Dal 2008 in avanti gli effetti della crisi sono stati pesanti e tuttora in corso, l’onda lunga che ha travolto l’economia è ancora lontana dal ritirarsi e queste modifiche sono state immediatamente messe alla prova, quasi uno stress test: «Oggi – dice Scotton – vi è stato un uso ma anche un abuso di queste misure, a danno del sistema? Oggi il decreto 83 dello scorso giugno ha predisposto non delle azioni, ma delle reazioni a ciò che si è verificato dal 2009 al 2012. L’indirizzo di base non è modificato, ma diventa più pressante l’intervento dell’autorità giudiziaria e rilevante la parte attiva del ceto creditorio».
Le procedure attivate che non andavano a buon fine si risolvevano nel non mantenimento di una proposta ai creditori. Oggi (ulteriori modifiche sono ancora in discussione), nel caso del concordato liquidatorio, è stata reintrodotta la soglia del 20% come cifra minima da saldare ai creditori chirografari (coloro che non hanno nessun grado di privilegio).
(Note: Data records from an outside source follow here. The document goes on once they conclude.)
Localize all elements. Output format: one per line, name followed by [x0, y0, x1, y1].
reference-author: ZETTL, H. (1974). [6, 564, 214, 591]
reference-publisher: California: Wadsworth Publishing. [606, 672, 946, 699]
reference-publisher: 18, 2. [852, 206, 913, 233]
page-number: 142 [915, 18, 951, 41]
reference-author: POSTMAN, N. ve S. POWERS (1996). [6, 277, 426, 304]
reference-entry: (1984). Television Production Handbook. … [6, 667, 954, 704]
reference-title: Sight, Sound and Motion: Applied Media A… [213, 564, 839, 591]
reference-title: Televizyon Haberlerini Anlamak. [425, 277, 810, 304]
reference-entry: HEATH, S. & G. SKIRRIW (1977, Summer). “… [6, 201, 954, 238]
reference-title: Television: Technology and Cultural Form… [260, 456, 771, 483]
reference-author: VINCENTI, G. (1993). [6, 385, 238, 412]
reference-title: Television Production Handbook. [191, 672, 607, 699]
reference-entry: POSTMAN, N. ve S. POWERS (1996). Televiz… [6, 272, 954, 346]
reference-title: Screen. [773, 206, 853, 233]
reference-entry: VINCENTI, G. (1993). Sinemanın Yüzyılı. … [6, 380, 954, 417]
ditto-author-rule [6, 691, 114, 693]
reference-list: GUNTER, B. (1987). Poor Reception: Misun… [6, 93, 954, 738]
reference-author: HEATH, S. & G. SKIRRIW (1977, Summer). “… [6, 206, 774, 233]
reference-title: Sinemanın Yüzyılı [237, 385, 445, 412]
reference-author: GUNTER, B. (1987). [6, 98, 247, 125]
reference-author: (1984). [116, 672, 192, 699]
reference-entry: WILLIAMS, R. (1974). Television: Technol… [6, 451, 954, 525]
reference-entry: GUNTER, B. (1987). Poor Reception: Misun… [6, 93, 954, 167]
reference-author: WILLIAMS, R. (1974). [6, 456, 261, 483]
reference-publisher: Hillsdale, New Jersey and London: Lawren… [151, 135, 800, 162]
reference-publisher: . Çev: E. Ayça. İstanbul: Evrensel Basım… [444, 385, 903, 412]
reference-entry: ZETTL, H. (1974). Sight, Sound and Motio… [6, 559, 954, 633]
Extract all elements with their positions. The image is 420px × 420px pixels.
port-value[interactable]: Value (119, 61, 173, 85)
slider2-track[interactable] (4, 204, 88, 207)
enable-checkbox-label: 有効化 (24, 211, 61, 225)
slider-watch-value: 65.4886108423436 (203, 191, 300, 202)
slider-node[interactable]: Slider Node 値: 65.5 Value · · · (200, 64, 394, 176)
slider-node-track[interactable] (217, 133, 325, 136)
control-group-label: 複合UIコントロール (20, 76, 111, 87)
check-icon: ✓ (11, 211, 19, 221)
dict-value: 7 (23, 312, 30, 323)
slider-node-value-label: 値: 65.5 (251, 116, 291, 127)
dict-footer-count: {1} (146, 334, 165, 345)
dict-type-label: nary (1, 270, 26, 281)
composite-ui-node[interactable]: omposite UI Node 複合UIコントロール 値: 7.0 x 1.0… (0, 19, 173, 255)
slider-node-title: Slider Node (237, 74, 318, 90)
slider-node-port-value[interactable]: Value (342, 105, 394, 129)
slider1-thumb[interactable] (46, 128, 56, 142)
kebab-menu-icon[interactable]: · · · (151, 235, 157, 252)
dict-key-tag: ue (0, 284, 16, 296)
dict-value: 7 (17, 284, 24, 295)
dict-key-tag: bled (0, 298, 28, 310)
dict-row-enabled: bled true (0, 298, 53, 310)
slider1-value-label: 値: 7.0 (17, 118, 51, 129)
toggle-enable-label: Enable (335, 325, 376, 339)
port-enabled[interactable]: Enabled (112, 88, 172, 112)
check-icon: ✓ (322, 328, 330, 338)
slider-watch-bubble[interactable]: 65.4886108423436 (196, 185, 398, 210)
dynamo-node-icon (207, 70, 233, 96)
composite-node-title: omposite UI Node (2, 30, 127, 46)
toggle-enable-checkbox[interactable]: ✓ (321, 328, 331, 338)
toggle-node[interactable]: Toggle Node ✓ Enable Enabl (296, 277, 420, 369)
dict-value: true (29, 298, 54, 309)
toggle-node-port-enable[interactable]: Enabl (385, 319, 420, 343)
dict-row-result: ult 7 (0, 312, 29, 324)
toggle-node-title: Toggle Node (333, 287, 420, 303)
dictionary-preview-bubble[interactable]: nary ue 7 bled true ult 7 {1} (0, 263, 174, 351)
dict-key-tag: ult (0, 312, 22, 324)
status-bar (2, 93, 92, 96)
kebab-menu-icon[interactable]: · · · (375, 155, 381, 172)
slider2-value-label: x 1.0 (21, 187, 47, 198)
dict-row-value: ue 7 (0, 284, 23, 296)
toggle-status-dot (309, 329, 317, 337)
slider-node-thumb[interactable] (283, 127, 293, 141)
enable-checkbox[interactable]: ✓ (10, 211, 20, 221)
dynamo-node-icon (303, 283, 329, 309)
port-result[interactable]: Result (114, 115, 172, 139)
Senza questo 20% non è ammesso l’accesso al concordato preventivo liquidatorio e si converte direttamente nel fallimento.
Nel concordato di continuità è assegnato un ruolo attivo, per Scotton forse troppo, a un ceto creditorio che di suo non è mai stato così attivo: «Può inserirsi un terzo soggetto a formulare una propria proposta. Ne vedremo gli effetti, chi si schiererà, chi assumerà un ruolo dominante, ora si possono fare solo congetture, vedremo tra qualche anno. Il cosiddetto mercato potrebbe influenzare molto questa procedura».
Cambia anche la disciplina del voto dei creditori: «Prima il meccanismo della votazione dei concordati prevedeva l’adunanza dei creditori e la manifestazione del dissenso tramite comunicazione. Il silenzio era considerato assenso. Ora non sarà più così».